Reflect on your crimes.
All my life, I did nothing wrong. Is it a crime to be born who I am? Is it a crime to be born the daughter of two proud generals? Of two people who were accused of treason? Judged before any fair trial?
Two streams fall down my eyes, into my cheeks and into the straw beneath my knees. I hate how powerless I feel. How utterly out of control everything is. The sound of my father’s head falling into the ground fills my head. “Lillai Amor, my daughter, you take after me the most.” His warm voice fills my head and the pain, the loss suddenly crashes down like a wave.
How could this be?
That, before his hair had even grayed, the man who upheld the kingdom’s borders, was killed by the people he protected? That, the father I never got to know, died just like that? In front of his daughter’s eyes? In front of her inability to prevent?

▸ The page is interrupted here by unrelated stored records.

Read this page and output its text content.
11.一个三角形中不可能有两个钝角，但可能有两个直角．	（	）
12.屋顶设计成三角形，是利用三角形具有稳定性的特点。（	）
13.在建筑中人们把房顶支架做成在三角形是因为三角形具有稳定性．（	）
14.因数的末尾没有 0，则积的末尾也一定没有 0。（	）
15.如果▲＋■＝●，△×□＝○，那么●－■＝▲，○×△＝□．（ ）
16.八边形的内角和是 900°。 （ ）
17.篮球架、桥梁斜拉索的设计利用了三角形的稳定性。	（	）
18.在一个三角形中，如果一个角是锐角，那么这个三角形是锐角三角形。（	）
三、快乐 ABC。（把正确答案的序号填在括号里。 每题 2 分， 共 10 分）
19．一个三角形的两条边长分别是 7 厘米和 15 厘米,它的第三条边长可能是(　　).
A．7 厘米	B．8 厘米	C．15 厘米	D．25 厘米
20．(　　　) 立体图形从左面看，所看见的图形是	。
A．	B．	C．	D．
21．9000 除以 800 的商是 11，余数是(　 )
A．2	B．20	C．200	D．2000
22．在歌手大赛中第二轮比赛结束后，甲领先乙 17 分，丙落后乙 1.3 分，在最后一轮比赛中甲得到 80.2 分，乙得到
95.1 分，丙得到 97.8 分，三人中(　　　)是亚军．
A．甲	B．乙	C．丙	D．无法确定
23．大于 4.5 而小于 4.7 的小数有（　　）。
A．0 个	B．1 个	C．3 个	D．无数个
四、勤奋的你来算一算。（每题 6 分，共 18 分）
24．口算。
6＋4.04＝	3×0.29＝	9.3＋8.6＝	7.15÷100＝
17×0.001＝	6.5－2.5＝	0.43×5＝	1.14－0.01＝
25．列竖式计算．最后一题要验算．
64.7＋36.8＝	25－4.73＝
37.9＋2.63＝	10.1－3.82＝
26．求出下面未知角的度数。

Kindled, my rage sought out everything and anyone to blame. Treason. I had heard bits of discussions on the way here. It is the emperor they say. Father’s fame has risen a bit too high up. Suspicions were aroused. And that fame that he had always been so shy about, became his downfall.
“Postumius Asinius Suilius..” I brazenly say the name of the emperor, my tongue hating every syllable, “By tooth or bone, I will avenge… this injustice.”

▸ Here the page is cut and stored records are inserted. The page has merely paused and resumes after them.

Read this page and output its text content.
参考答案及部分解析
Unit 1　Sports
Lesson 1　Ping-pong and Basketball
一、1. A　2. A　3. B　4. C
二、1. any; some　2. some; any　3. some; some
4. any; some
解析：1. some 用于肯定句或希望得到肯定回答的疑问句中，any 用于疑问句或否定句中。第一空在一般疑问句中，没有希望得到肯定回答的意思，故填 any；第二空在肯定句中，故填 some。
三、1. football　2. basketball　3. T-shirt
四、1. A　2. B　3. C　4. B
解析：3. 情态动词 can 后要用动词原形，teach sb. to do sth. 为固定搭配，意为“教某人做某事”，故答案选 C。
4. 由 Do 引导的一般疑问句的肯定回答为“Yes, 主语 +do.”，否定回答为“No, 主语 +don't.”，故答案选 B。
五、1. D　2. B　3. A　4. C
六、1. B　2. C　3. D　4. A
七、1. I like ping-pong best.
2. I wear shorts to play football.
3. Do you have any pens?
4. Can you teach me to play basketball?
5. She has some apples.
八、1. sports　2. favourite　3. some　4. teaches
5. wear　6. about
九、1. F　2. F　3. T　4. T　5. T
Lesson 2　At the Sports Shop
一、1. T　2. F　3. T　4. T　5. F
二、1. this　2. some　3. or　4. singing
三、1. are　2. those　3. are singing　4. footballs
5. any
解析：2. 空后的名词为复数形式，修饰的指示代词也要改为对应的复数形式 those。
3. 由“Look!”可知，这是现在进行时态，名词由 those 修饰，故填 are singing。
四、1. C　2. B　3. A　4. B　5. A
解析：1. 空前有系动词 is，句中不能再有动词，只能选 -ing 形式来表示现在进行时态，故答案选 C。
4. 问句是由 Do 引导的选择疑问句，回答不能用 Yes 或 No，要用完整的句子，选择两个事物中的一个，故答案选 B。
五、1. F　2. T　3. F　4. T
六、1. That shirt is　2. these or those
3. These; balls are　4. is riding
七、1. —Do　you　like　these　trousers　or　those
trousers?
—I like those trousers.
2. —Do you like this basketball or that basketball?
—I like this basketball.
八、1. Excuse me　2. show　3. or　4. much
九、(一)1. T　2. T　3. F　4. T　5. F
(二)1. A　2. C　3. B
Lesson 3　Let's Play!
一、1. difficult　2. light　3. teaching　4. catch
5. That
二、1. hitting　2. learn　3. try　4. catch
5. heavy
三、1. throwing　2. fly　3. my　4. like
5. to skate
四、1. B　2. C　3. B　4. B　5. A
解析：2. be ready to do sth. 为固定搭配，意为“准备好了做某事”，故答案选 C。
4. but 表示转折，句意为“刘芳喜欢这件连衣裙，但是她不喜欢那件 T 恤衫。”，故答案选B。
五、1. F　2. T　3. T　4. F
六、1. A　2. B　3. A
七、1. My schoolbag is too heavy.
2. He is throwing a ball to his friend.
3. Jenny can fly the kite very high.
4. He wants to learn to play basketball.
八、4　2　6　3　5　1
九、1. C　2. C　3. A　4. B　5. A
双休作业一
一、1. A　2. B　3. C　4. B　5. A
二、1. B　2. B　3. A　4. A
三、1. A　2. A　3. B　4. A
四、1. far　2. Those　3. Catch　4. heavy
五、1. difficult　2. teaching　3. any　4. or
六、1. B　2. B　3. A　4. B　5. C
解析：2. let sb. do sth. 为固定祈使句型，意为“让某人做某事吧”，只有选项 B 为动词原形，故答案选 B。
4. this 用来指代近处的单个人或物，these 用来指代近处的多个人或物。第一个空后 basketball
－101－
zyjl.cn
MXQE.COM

Silence breaks into the prison cell where we are all about to die. I suppose even with a death sentence, all of the inmates are afraid of dying. Just as the air freezes, someone begins to clap. A slow, repetitive clap. I stare ahead to see a silhouette come into existence, a figure walking in front of the cell and illuminated by the dim torch light.
“Excellent, I decided you are the one.” A voice not much older than my own, appearing to be 18, around 3 years older.
Braided black hair and striking amber eyes. Sand toned skin and an uncanny mantle red as blood. Earrings the color of cochineal bugs. That stare, a snowstorm forming. Domineering and tall, he stares me down with a gentle yet aloof smile.
“Die for me… If you do, I will teach you how to survive instead of waiting like a pig to the slaughter house.”
There is no coherence in his speech. No sense of logic, no detail nor explanation. But, there is something about his eyes, something convincing, something like the sound of my own hatred. Like a mirror to my own soul.
So, I clench down my fist on my clothes and wring out the word, “...Alright.”